Singapore Prize Winners Announced

When it comes to singapore prize, the winner of the inaugural NUS Singapore History Prize was archaeologist John Miksic for his book, Singapore And The Silk Road Of The Sea, 1300-1800. The prize was introduced in 2014 as part of the SG50 programme, and it is the first literary award dedicated solely to Singapore history. The award is administered by NUS’ department of history.

A hefty prize of $20,000 was awarded to the finalists and winners of this year’s Interior Design Excellence Awards (IDEA), which celebrates innovative design concepts across multiple categories. The winning projects were showcased during a special awards ceremony hosted alongside WAFX 2023: Inside World Festival of Interiors.

The President’s Science and Technology Awards (PSTA) is a national award that recognises outstanding scientists and engineers in Singapore for their contributions to the country and the wider community of scientific talent in Asia-Pacific. Established in 1987 as the National Science and Technology Awards, they were elevated to Presidential status in 2009 and are the highest honours bestowed on Singaporean scientists and engineers.

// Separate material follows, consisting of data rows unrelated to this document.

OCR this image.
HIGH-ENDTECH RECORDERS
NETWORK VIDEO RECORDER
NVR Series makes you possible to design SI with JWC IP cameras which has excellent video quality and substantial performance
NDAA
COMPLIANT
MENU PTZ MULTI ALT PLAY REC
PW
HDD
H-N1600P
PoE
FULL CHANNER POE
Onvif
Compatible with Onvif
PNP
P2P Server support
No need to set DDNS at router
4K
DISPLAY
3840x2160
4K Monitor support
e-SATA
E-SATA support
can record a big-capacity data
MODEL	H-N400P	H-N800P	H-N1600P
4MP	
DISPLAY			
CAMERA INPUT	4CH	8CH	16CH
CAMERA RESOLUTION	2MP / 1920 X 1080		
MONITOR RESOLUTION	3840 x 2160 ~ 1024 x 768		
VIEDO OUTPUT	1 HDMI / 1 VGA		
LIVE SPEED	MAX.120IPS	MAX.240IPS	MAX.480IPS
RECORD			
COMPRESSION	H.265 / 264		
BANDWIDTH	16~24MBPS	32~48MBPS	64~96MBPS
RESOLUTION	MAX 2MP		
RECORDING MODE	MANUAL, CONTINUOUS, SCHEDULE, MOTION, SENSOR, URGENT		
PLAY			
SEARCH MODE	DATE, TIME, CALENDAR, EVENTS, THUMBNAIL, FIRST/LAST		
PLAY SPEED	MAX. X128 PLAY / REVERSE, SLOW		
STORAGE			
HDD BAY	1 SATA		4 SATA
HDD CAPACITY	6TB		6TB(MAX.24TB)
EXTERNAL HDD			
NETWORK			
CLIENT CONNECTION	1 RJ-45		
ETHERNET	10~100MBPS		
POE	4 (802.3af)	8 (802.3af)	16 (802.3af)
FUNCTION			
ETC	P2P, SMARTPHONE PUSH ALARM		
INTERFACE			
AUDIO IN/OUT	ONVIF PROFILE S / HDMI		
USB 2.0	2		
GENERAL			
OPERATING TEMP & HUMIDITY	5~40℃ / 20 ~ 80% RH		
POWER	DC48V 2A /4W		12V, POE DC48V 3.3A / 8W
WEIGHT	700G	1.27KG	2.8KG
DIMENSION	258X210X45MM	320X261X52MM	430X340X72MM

A woman who is in her 40s told CNA she spends up to half an hour each time she visits a popular arcade where she plays games such as keno. She was counting a thick stack of trading cards she had received from the arcade when she spoke to CNA. She did not want to be identified by name, but she said it “doesn’t really matter” to her if she wins or loses.

She said she is a big fan of arcades and enjoys the social interactions with the people there, and added that the prizes are “not so bad”. “But I’m not a huge player,” she said, adding that she usually only gets prizes such as collectable cards.

During the COVID-19 pandemic, Singapore started testing wastewater to trace outbreaks of the disease, mirroring similar efforts by other countries. This new method of early detection and response was possible because of research carried out by a Dutch microbiologist based in Singapore. Professor Gertjan Medema, who is the winner of this year’s Lee Kuan Yew Water Prize, revolutionised the way COVID-19 was detected, and helped save lives by allowing rapid identification of the source of an outbreak, even before cases were reported in a community.

The prestigious PSTA also saw a scientist recognised for developing a high-speed, high-resolution laser imaging system to detect cancer cells. The technology, known as LIFE SPECTROSCOPE, is being developed to help save more lives with early cancer detection in the future. The system combines several cutting-edge technologies, including a superfast laser, a high-resolution microscope and a computer. It can detect tiny, hidden signs of cancer in the body before symptoms such as tumours start to appear. The PSTA is presented by the Minister for Education, Mr Ong Yew Kwek, at an annual gala dinner in November. It is sponsored by the Temasek Foundation.